First, Baxley drew attention to just how real the pandemic is, saying his organization “is weary and fatigued, and thought in late May and into early June we saw a light at the end of the tunnel. This light seems to get farther and farther away every day.”
And here’s why:
“This surge in positive cases is due directly to the lack of masking in public,” Baxley wrote.
Why Hilton Head has been so slow to accept this reality is mind-boggling.
As Greenville, Charleston, Columbia and Spartanburg invoke policies, our Beaufort County mayors are all behind. The state attorney general’s office endorses the legality of that.
Hilton Head Town Council plans to address on Monday a simple measure that national and local health leaders — not to mention residents — have been pleading for for weeks.
The drafted ordinance puts the onus for safety on employees, not patrons/tourists/residents. Masks are required at grocery stores and pharmacies. But not in public places where there are likely to be crowds. That seems weak.
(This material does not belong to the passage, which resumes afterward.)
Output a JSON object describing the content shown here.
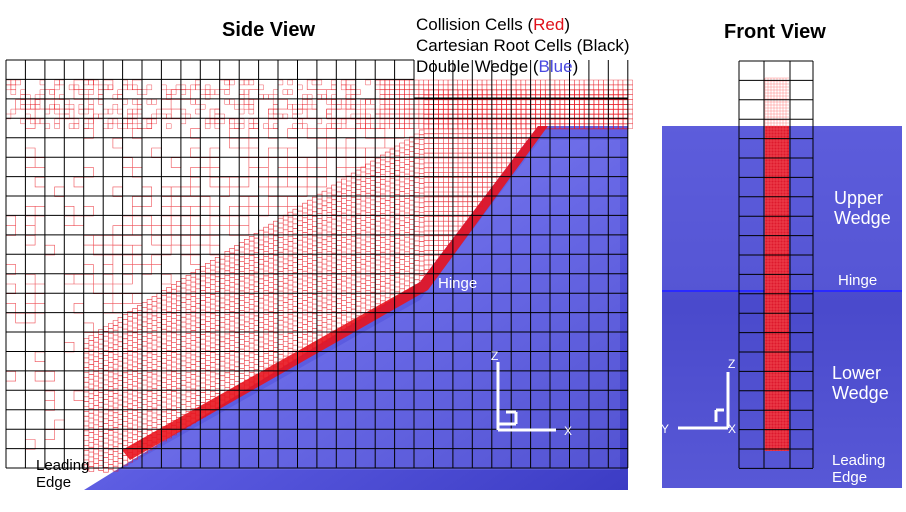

The mask is not a silver bullet that will clear out all infections. It won’t. But listen to Beaufort’s hospital director, with our emphasis added:
“I don’t believe it is reasonable to expect Beaufort or South Carolina to shut down again, but the only way to avoid another shut down is universal masking in public.
“The only way to avoid overwhelming the hospital in a second wave is universal masking.
“The only way to stop this current surge is universal masking.
“The only way to save lives is universal masking.
“If we are waiting on the hospital to fill up before we sound the alarms, then it is already too late, so the hospital is sounding them now.
“Our objective should be to keep people out of the hospital, not wait until the hospital is full, but at this rate, it will not be long until that time comes as admissions and deaths are a lagging indicator and what we should be watching is the continued increase in positive tests.”
What’s Hilton Head’s mayor watching? Hotel occupancy rates?